Saturday, October 24, 2015

I put it off as long as I could...

Then I crawled or rather rolled under the bus to measure the space available for my battery compartment as being 13.5 inches. Then I set to work.

The first thing was to shovel the sugar I dumped from my abortive sugar blasting attempt away. Scooping it up in a shovel set hoards if wasps that had been clustered thickly over it, buzzing around angrily. Clearly using sugar has hazards!

For the next hour or so, the steel for the compartment was measured and cut. The space needed is only 7x11 inches per battery but the compartment will be 19 inches deep - just in case more space is needed.

The next thing was to balance it all together and I must say, it looks pretty decent. After that came the drilling and bolting...

The plan is initially to have a plywood floor on the compartment as it'll initially solely be a cable compartment. Later, I'll replace the floor with something more suited to batteries.

Looking at the cross members underneath the bus, they seem to largely be closed box section with a few c section beams. That's not very welcome as it looks like I'm going to have to get my box welded onto the bus. On the other hand, having it welded on means that at the same time, a stouter floor could be added, stouter sides and my sections could be tack welded for extra security.

I plugged on until I was overcome by mosquitoes and darkness. Looking at my construction it appears the steel of my angle bracket is not a true 90° as the steel section is slightly wedge shaped. Given this is steel from the bedframes the hillbillies installed, I'm not surprised its not quite right. Nothing they used or did was right. I'll plug on and see if I can at least get the front square. It really doesn't matter too much if the back is angled.

That's what it looked like when I finished work for the day. There are still several bolts to install plus lock nuts. I'll have to go over all the bolts with a wrench later, just to make sure everything is tight. It's looking like the bottom will be held on by between 24 and 32 bolts. The top will be held together by a similar number. I think I can defy 1000lbs of battery to cause that lot to sheer. The extra long bolts will be trimmed after the lock nuts have been installed.
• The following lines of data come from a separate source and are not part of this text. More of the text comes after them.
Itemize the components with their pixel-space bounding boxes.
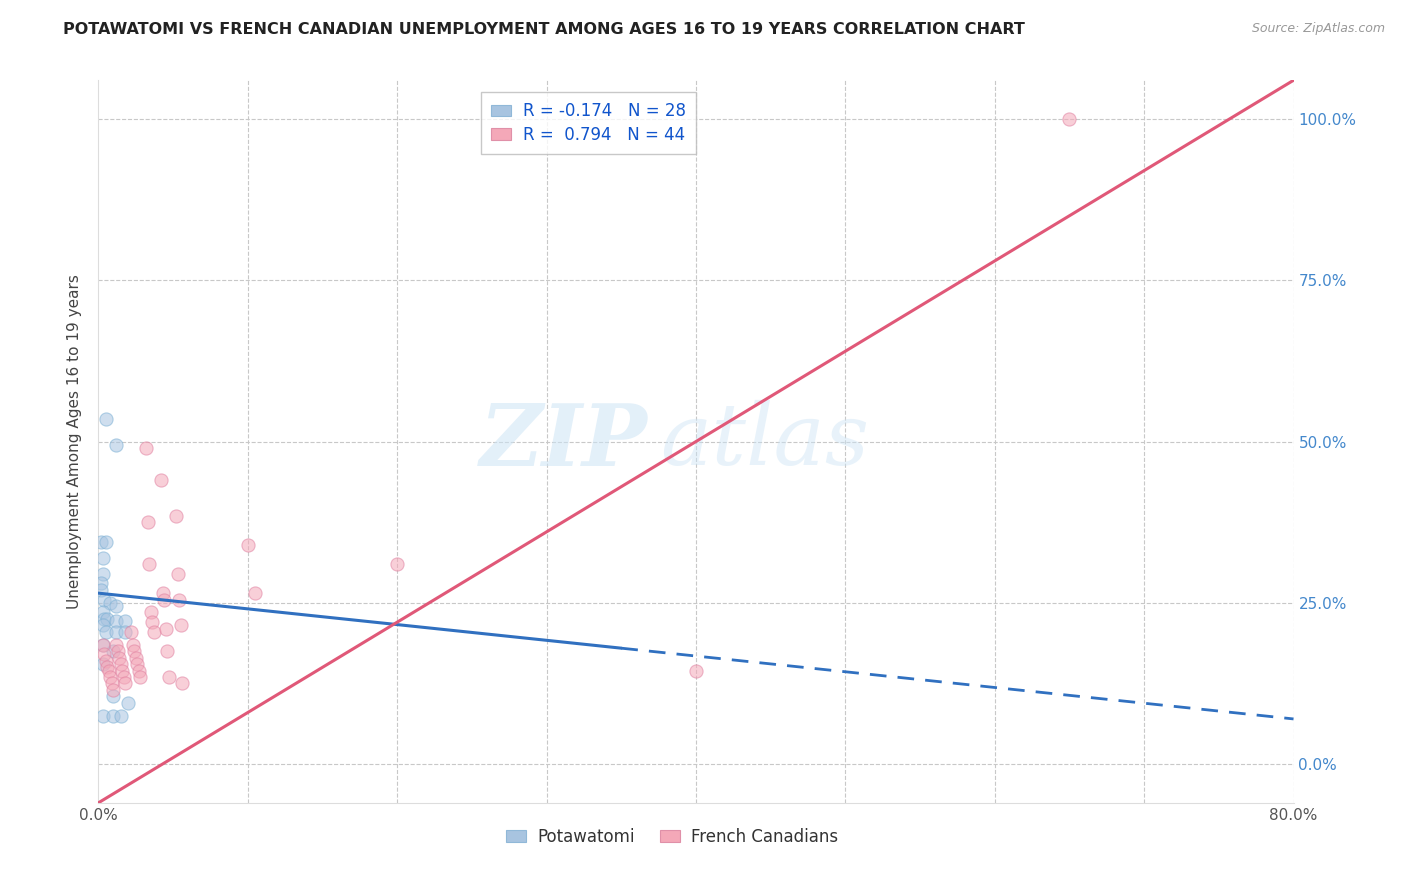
Point bbox=[138, 557, 160, 571]
Point bbox=[150, 473, 173, 487]
Point bbox=[127, 657, 149, 672]
Point bbox=[172, 676, 194, 690]
Point bbox=[152, 586, 174, 600]
Point bbox=[91, 566, 114, 581]
Point bbox=[236, 538, 259, 552]
Point bbox=[90, 582, 112, 597]
Point bbox=[105, 638, 128, 652]
Point bbox=[105, 624, 128, 639]
Point bbox=[117, 696, 139, 710]
Point bbox=[1059, 112, 1081, 126]
Point bbox=[155, 622, 177, 636]
Point bbox=[141, 615, 163, 630]
Point bbox=[125, 650, 148, 665]
Point bbox=[153, 592, 176, 607]
Point bbox=[93, 592, 115, 607]
Point bbox=[91, 550, 114, 565]
Point bbox=[129, 670, 152, 684]
Text: POTAWATOMI VS FRENCH CANADIAN UNEMPLOYMENT AMONG AGES 16 TO 19 YEARS CORRELATION: POTAWATOMI VS FRENCH CANADIAN UNEMPLOYME… bbox=[63, 22, 1025, 37]
Point bbox=[103, 682, 125, 697]
Point bbox=[91, 708, 114, 723]
Point bbox=[114, 614, 136, 628]
Point bbox=[91, 606, 114, 620]
Point bbox=[105, 438, 128, 452]
Point bbox=[93, 648, 115, 662]
Point bbox=[157, 670, 180, 684]
Point bbox=[90, 576, 112, 591]
Point bbox=[685, 664, 707, 678]
Point bbox=[108, 650, 131, 665]
Legend: Potawatomi, French Canadians: Potawatomi, French Canadians bbox=[499, 821, 845, 852]
Point bbox=[103, 644, 125, 658]
Point bbox=[105, 599, 128, 613]
Point bbox=[90, 534, 112, 549]
Point bbox=[135, 441, 157, 455]
Point bbox=[114, 624, 136, 639]
Point bbox=[91, 638, 114, 652]
Point bbox=[98, 670, 122, 684]
Y-axis label: Unemployment Among Ages 16 to 19 years: Unemployment Among Ages 16 to 19 years bbox=[67, 274, 83, 609]
Point bbox=[96, 660, 118, 674]
Point bbox=[166, 566, 188, 581]
Point bbox=[142, 624, 165, 639]
Point bbox=[103, 708, 125, 723]
Point bbox=[93, 612, 115, 626]
Point bbox=[136, 515, 159, 529]
Point bbox=[114, 676, 136, 690]
Point bbox=[91, 618, 114, 632]
Point bbox=[110, 657, 132, 672]
Point bbox=[167, 592, 190, 607]
Point bbox=[91, 638, 114, 652]
Point bbox=[91, 657, 114, 672]
Point bbox=[96, 612, 118, 626]
Point bbox=[165, 508, 187, 523]
Text: ZIP: ZIP bbox=[481, 400, 648, 483]
Point bbox=[107, 644, 129, 658]
Point bbox=[120, 624, 142, 639]
Point bbox=[97, 664, 120, 678]
Point bbox=[94, 624, 117, 639]
Point bbox=[94, 412, 117, 426]
Point bbox=[156, 644, 179, 658]
Point bbox=[112, 670, 135, 684]
Point bbox=[128, 664, 150, 678]
Point bbox=[98, 596, 122, 610]
Point bbox=[124, 644, 146, 658]
Point bbox=[169, 618, 191, 632]
Point bbox=[94, 654, 117, 668]
Point bbox=[110, 708, 132, 723]
Point bbox=[385, 557, 409, 571]
Point bbox=[245, 586, 267, 600]
Point bbox=[139, 606, 162, 620]
Point bbox=[101, 676, 124, 690]
Point bbox=[105, 614, 128, 628]
Text: atlas: atlas bbox=[661, 401, 869, 483]
Text: Source: ZipAtlas.com: Source: ZipAtlas.com bbox=[1251, 22, 1385, 36]
Point bbox=[111, 664, 134, 678]
Point bbox=[103, 690, 125, 704]
Point bbox=[94, 534, 117, 549]
Point bbox=[121, 638, 143, 652]
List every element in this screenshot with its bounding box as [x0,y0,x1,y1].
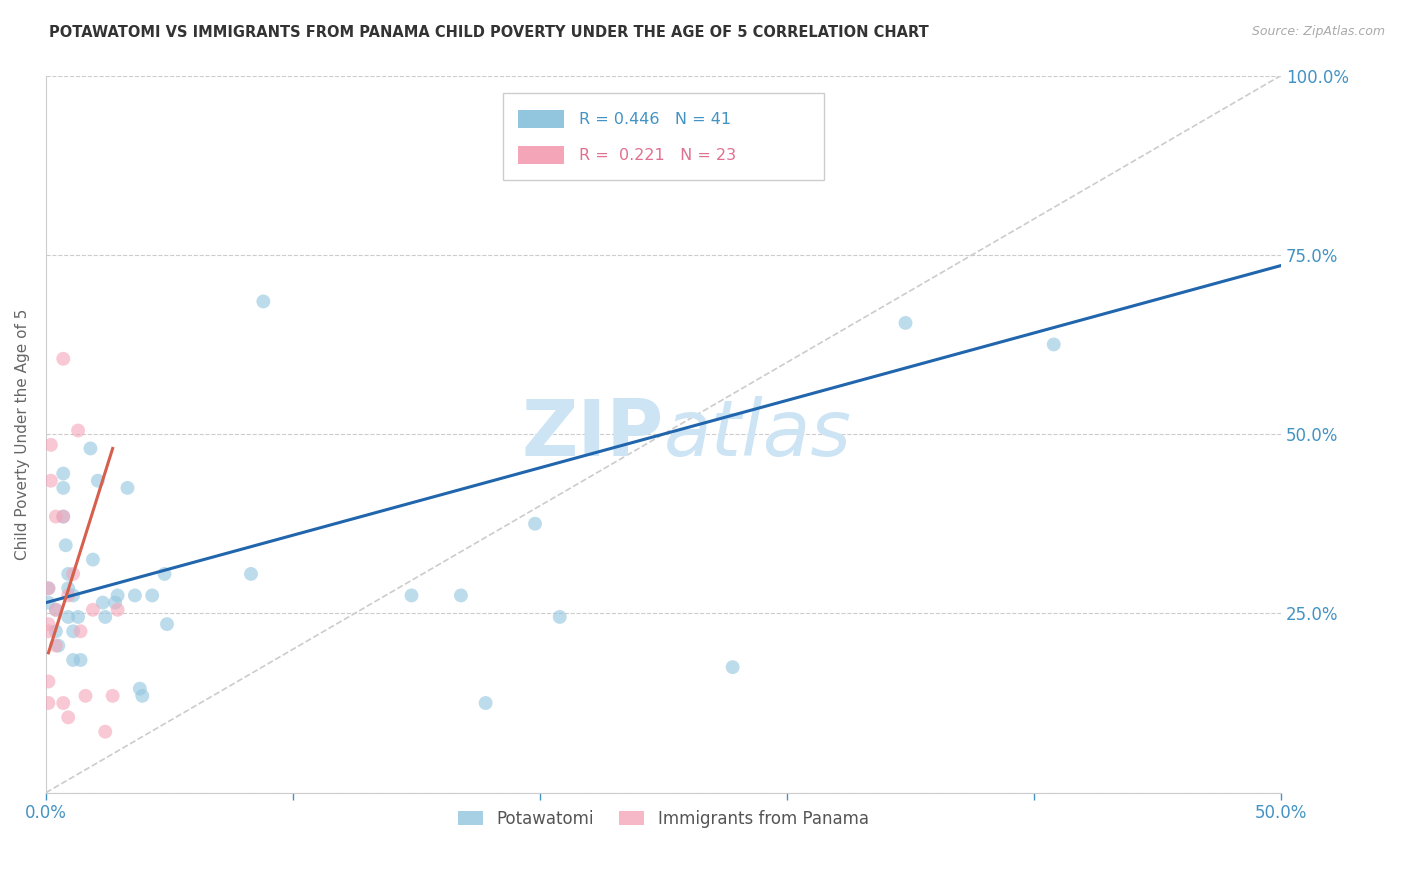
Point [107,589,129,603]
Point [117,481,139,495]
Point [52,467,75,481]
Point [37,581,59,595]
FancyBboxPatch shape [517,111,564,128]
Point [55,538,77,552]
Point [894,316,917,330]
Point [52,509,75,524]
Point [79,442,101,456]
Point [87,474,110,488]
Point [721,660,744,674]
Point [107,603,129,617]
Text: R =  0.221   N = 23: R = 0.221 N = 23 [579,148,735,163]
Point [82,603,104,617]
Point [46,639,69,653]
Point [52,696,75,710]
Point [37,696,59,710]
Point [69,653,91,667]
Point [128,681,150,696]
Point [45,509,67,524]
Point [75,689,97,703]
Point [67,610,90,624]
Point [91,596,114,610]
Point [94,724,117,739]
Point [104,596,127,610]
Point [69,624,91,639]
Point [548,610,571,624]
FancyBboxPatch shape [517,146,564,164]
Point [58,589,80,603]
Point [58,566,80,581]
Point [37,581,59,595]
Point [62,624,84,639]
Point [153,566,176,581]
Point [58,610,80,624]
Point [52,509,75,524]
Point [1042,337,1064,351]
Point [45,603,67,617]
Point [45,639,67,653]
Text: POTAWATOMI VS IMMIGRANTS FROM PANAMA CHILD POVERTY UNDER THE AGE OF 5 CORRELATIO: POTAWATOMI VS IMMIGRANTS FROM PANAMA CHI… [49,25,929,40]
Point [52,481,75,495]
Point [82,552,104,566]
Legend: Potawatomi, Immigrants from Panama: Potawatomi, Immigrants from Panama [451,803,875,835]
Point [62,653,84,667]
Point [131,689,153,703]
FancyBboxPatch shape [503,94,824,179]
Point [62,566,84,581]
Point [62,589,84,603]
Point [67,424,90,438]
Point [58,710,80,724]
Point [52,351,75,366]
Text: ZIP: ZIP [522,396,664,472]
Point [94,610,117,624]
Point [45,624,67,639]
Point [37,674,59,689]
Point [37,624,59,639]
Point [124,589,146,603]
Point [474,696,496,710]
Point [252,294,274,309]
Point [39,474,62,488]
Point [39,438,62,452]
Point [141,589,163,603]
Point [101,689,124,703]
Point [524,516,547,531]
Y-axis label: Child Poverty Under the Age of 5: Child Poverty Under the Age of 5 [15,309,30,560]
Point [37,596,59,610]
Point [240,566,263,581]
Point [156,617,179,632]
Text: R = 0.446   N = 41: R = 0.446 N = 41 [579,112,731,127]
Text: atlas: atlas [664,396,852,472]
Text: Source: ZipAtlas.com: Source: ZipAtlas.com [1251,25,1385,38]
Point [37,617,59,632]
Point [450,589,472,603]
Point [401,589,423,603]
Point [58,581,80,595]
Point [45,603,67,617]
I had a casualty. One of my 4.7mm drill bits broke. Perhaps I should say I broke it. I'd drilled through a metal section and the section moved when I was drilling through the second piece. Needless to say, the drill bit objected. Fortunately I had a spare.

Unless I can get a lot done tomorrow, this underbody compartment looks like it could drag on for a couple more weekends. Having said that, its getting ever closer to completion.

In Tractor Supply yesterday I saw some very interesting U bolts. Those could come in handy for my water tanks. That is, of course, if I can bolt through C or I section rather than box section.

I'm beginning to think that I might have to investigate welding. The same nuts on the bus forums advised against Harbor Freight gasless wire welders but then they never think much of non premium solutions. This is of course typical of forums!

After completing the basic compartment construction, the next stage will be to investigate attaching the compartment underneath the bus. I'm expecting to have to trim some of the girder sections. Honestly, I can't wait to be rid of the hillbilly compartment. Left to my own devices, I'd have simply not put an underbody compartment. If I'd had the bus straight from the depot, there are a few things I'd have done differently. One thing is, rather than simply laying plywood over the central walkway, I'd have removed the central walkway!

As it is, the floor has a slight arch in the centre because of the walkway. As it had to be removed as one section, I couldn't do much about it without ripping up the entire floor. Having said that, I suspect that might have been a better option.